In questo periodo mi sento un’allergica allo sbando. Ho dovuto sospendere il vaccino per le graminacee che facevo da almeno cinque anni (la casa farmaceutica mi ha comunicato che non lo produce più). Fatico a comunicare con la mia specialista (è un essere umano anche lei e negli ultimi tempi non sta bene). L’idea di iniziare tutta la trafila con un nuovo allergologo non mi alletta per motivi differenti. Per prima cosa perché dovrei sospendere la terapia a base di antistaminici (sono resistita due giorni senza e poi sono tornata sui miei passi) altrimenti qualsiasi test non avrebbe senso. In secondo luogo temo che la strada intrapresa – e questo diario virtuale lo sta testimoniare – a base di quindici anni di “pratica dell’astensione” (nel dubbio togliere – cibi e prodotti diversi – e rinunciare a una vita “normale”) mi sta portando alla chiusura sterile a tutto.

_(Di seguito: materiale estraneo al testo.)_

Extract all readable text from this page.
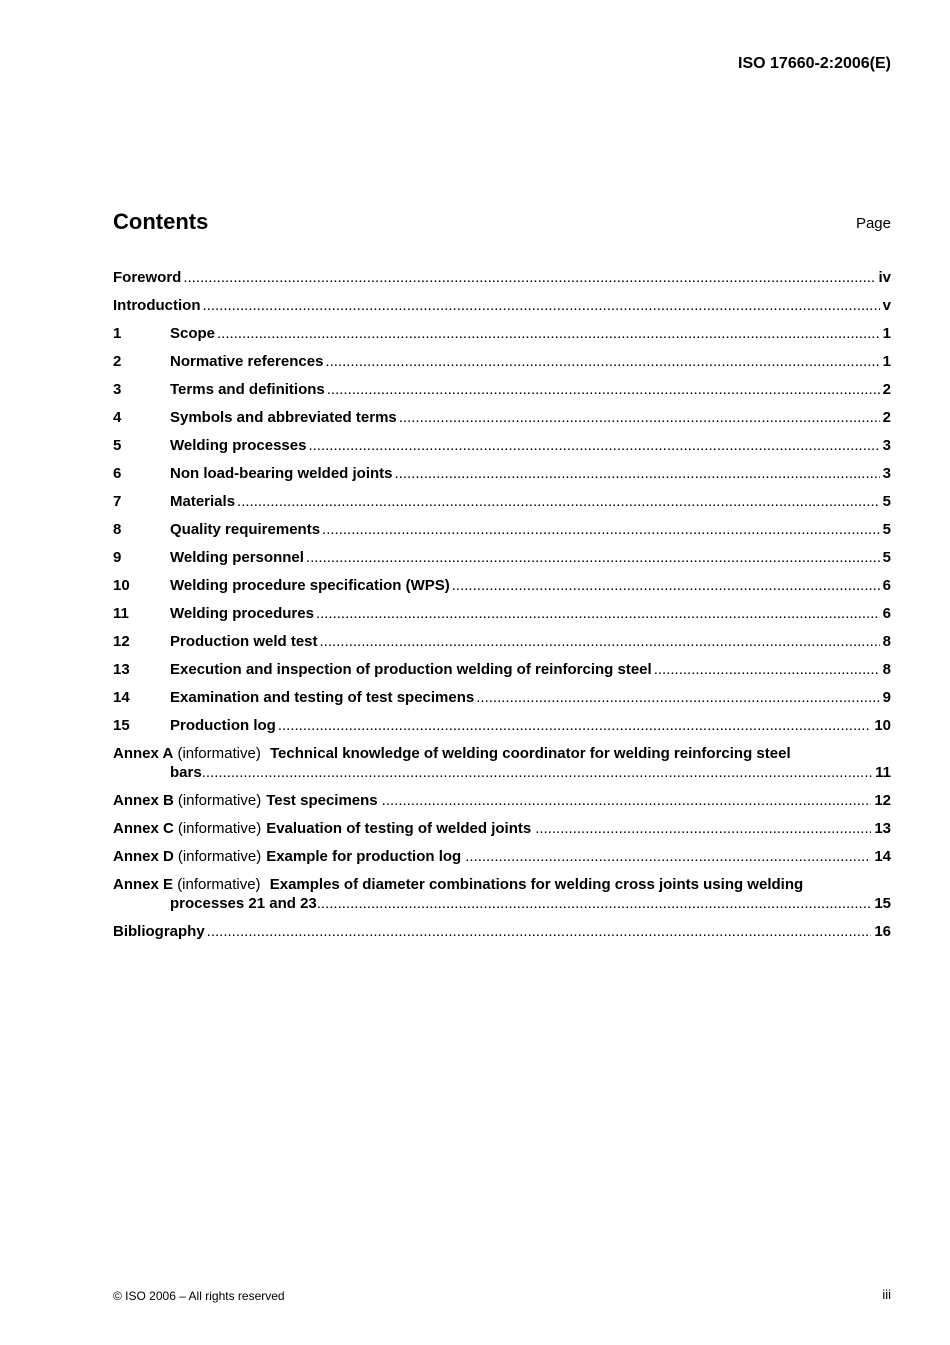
ISO 17660-2:2006(E)
Contents	Page
Foreword .....	iv
Introduction .....	v
1	Scope .....	1
2	Normative references .....	1
3	Terms and definitions .....	2
4	Symbols and abbreviated terms .....	2
5	Welding processes .....	3
6	Non load-bearing welded joints .....	3
7	Materials .....	5
8	Quality requirements .....	5
9	Welding personnel .....	5
10	Welding procedure specification (WPS) .....	6
11	Welding procedures .....	6
12	Production weld test .....	8
13	Execution and inspection of production welding of reinforcing steel .....	8
14	Examination and testing of test specimens .....	9
15	Production log .....	10
Annex A (informative) Technical knowledge of welding coordinator for welding reinforcing steel
bars .....	11
Annex B (informative) Test specimens .....	12
Annex C (informative) Evaluation of testing of welded joints .....	13
Annex D (informative) Example for production log .....	14
Annex E (informative) Examples of diameter combinations for welding cross joints using welding
processes 21 and 23 .....	15
Bibliography .....	16
© ISO 2006 – All rights reserved	iii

Qualche dubbio aveva cominciato a farsi largo tra le mie meningi già l’anno scorso (ne avevo parlato a giugno 2014). Quest’estate ho “soggiornato” a lungo sotto l’ombrellone accanto a quello di una mamma sensibile al tema delle allergie: la sua bambina è allergica grave al latte vaccino, tanto da essere in perenne allarme (e munita di adrenalina anche in riva al mare), visto che anche solo il prick per alimenti aveva causato una crisi acuta nella figlia. La sua scelta – su indicazione della pediatra – è stata quella della desensibilizzazione. Ha trascorso i mesi estivi tra la nostra città e un centro nel nord d’Italia per iniziare – e poi procedere a casa – la desensibilizzazione a partire da un latte non-vaccino. L’obiettivo della procedura di desensibilizzazione, che va fatta solo sotto controllo medico, prevede di rendere il paziente tollerante all’allergene responsabile somministrando dosi crescenti dell’allergene incriminato al quale il paziente stesso è sensibile. Si ottiene così una riduzione delle reazioni infiammatorie.

Essendo io favorevole alla desensibilizzazione (vista la scelta di fare il cosiddetto vaccino appunto), non vedo perché non dovrebbe funzionare anche con gli alimenti.

La settimana scorsa ho letto un articolo su Eurosalus (sono iscritta alla loro newsletter) su come un dolore o un trauma possa dare inizio ad una malattia (non solo ad allergie, ma a me ovviamente interessa applicarlo al mio caso specifico). La tesi è molto semplice e viene fatto un esempio molto calzante. Se una persona viene aggredita lungo un particolare percorso, tenderà ad evitare successivamente di fare quello stesso percorso. Non è la strada che ha aggredito quella persona, eppure riesce più facile incolpare il tragitto.

“Il motivo evoluzionistico per cui noi caratterizziamo l’ambiente circostante come possibile “colpevole” è facile da capire: se subiamo un dolore, una sofferenza, una violenza, il nostro organismo identifica e analizza con attenzione quali sono gli spazi e i luoghi in cui il dolore si è manifestato. Per l’organismo umano è ambiente circostante non solo la strada percorsa, ma anche l’aria respirata o il cibo presente nell’intestino o mangiato qualche ora prima.”

(Tratto da “Perché il tuo dolore dà inizio alla malattia” di A. Speciani)

Secondo l’allergologo e immunologo milanese la soluzione passerebbe per la rieducazione e per la tolleranza immunologica attraverso un riavvicinamento graduale e controllato a cibi, pollini e ambienti circostanti.

La domanda resta aperta. Desensibilizzazione: sì o no?

In settimana vedrò la mia omeopata che mi aiuterà a superare anche questo periodo cupo.